To have a full career of more walks than strikeouts is incredibly hard to do, especially in the modern area. Pujols, one of the best hitters of this century, only managed to do it due to the strength of the first half of his career. That is why it is incredibly rare for someone to join this group with some many PA in their career. Normally you get players with a only handful of career PA showing up on this list each year. Instead, we have the main topic of the article, Juan Soto, joining the club with career 2003 PA.

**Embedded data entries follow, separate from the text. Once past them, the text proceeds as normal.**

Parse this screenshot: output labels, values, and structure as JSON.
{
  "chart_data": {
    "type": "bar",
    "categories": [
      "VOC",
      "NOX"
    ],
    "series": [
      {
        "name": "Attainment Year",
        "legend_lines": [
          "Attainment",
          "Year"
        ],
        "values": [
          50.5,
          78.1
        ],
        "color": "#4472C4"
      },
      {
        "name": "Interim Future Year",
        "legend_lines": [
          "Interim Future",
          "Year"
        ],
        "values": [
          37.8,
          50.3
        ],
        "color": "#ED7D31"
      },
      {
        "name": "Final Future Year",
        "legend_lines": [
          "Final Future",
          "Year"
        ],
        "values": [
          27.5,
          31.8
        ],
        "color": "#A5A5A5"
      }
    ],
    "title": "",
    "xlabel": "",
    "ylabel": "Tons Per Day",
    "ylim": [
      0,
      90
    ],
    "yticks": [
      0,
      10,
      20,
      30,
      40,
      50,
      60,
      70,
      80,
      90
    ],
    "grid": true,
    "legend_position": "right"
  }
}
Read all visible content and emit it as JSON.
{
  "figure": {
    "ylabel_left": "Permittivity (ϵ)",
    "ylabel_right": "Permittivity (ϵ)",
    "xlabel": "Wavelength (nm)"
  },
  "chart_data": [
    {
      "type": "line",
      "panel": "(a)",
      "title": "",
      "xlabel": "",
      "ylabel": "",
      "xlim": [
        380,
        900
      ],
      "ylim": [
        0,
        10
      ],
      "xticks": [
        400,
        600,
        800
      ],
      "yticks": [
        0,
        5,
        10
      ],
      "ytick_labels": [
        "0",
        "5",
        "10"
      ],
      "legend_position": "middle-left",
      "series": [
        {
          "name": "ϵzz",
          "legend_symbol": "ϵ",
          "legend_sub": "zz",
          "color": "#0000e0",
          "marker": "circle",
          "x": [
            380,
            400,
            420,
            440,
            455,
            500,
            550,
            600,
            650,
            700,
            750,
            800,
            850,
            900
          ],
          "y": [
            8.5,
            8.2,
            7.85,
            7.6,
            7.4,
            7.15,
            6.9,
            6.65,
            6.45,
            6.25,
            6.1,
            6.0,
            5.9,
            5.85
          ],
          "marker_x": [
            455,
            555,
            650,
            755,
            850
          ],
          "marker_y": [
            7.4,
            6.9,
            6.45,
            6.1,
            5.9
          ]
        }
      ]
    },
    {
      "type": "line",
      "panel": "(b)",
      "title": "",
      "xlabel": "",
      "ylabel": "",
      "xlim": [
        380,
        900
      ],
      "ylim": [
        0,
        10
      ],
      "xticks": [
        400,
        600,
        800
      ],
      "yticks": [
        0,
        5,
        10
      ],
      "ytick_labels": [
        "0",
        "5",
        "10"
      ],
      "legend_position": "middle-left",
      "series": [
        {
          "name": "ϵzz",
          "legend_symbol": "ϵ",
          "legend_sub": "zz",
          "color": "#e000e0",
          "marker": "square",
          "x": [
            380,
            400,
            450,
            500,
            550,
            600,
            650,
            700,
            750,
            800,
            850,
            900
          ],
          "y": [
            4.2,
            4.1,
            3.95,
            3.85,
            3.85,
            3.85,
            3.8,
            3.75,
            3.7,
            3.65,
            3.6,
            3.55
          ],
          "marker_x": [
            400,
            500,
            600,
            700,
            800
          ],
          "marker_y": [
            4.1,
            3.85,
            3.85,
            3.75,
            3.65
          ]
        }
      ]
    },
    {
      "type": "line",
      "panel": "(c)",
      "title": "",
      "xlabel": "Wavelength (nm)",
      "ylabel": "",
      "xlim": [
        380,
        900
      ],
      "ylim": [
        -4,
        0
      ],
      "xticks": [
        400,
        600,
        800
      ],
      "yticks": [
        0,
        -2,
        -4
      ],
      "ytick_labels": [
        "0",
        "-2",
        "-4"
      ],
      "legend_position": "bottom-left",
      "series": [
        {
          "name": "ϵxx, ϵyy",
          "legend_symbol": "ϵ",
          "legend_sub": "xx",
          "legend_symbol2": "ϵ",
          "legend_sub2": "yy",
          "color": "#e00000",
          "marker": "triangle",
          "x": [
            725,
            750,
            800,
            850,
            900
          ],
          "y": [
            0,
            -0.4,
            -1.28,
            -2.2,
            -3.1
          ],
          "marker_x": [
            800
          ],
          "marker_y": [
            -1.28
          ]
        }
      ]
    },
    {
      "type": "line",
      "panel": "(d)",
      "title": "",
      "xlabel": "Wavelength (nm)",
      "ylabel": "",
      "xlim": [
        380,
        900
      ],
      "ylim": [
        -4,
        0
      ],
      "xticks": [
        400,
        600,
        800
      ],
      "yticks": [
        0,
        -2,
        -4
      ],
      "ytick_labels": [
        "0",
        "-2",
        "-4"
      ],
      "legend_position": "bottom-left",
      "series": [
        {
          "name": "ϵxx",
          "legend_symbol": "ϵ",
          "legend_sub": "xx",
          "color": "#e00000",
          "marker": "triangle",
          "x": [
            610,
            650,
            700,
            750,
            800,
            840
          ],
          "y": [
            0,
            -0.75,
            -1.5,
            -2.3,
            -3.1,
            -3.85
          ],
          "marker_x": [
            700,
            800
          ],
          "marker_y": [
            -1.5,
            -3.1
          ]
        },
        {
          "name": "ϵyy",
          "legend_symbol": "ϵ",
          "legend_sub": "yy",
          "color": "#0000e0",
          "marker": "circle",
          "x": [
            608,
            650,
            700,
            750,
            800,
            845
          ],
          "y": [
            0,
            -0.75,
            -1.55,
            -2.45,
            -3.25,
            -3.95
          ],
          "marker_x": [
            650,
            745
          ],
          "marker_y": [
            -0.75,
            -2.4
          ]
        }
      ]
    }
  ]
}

Pujols was less a walks machine and more of a never strikeout while hitting the absolute crap out of the ball and drawing walks kind of player. While he was elite for the first half of his career, it took him until his 8th season in the league to surpass 100 walks in a single season. Soto is a different animal. He surpassed 100 walks in a season in only his second season. As I mentioned above, his walk rate is one of the best in the league, his strikeout rate is below average, and he has not even entered what is considered his prime playing years yet. There is so much room for growth! Due to his style too, he should accrue a much greater number of walks to pad his stats for the decline phase of his career.
Don’t just take my word for it, let’s look at what the 2022 projections have to say about him. Steamer projections, housed on Fangraphs and their own site, is widely regarded as the standard for baseball projection systems and projects Juan Soto down for 135 walks and 96 strikeouts. ZIPS projections, also housed on Fangraphs and created by their current writer Dan Szymborski, projects Soto for 144 walks and 104 strikeouts. Both projections seem to be on the same page, Juan Soto is a walks machine who should handily have a BB/K > 1.
It is very hard to project the future and even harder to project the more distance future. After his time with the Cardinals, Pujols seemed like a lock to produce and stay a member of this statistical club. Hell, the Angels paid a lot of money because they thought that would be the case. Yet, time comes for us all. While Soto is doing remarkable things on the baseball field now, he is no lock to remain in the BB/K >= 1 club I continue to write about year after year. However, if I had to bet on one current player to end their career with more walks than strikeouts, there is no better bet than Juan Soto.
Thanks for reading and have a great day!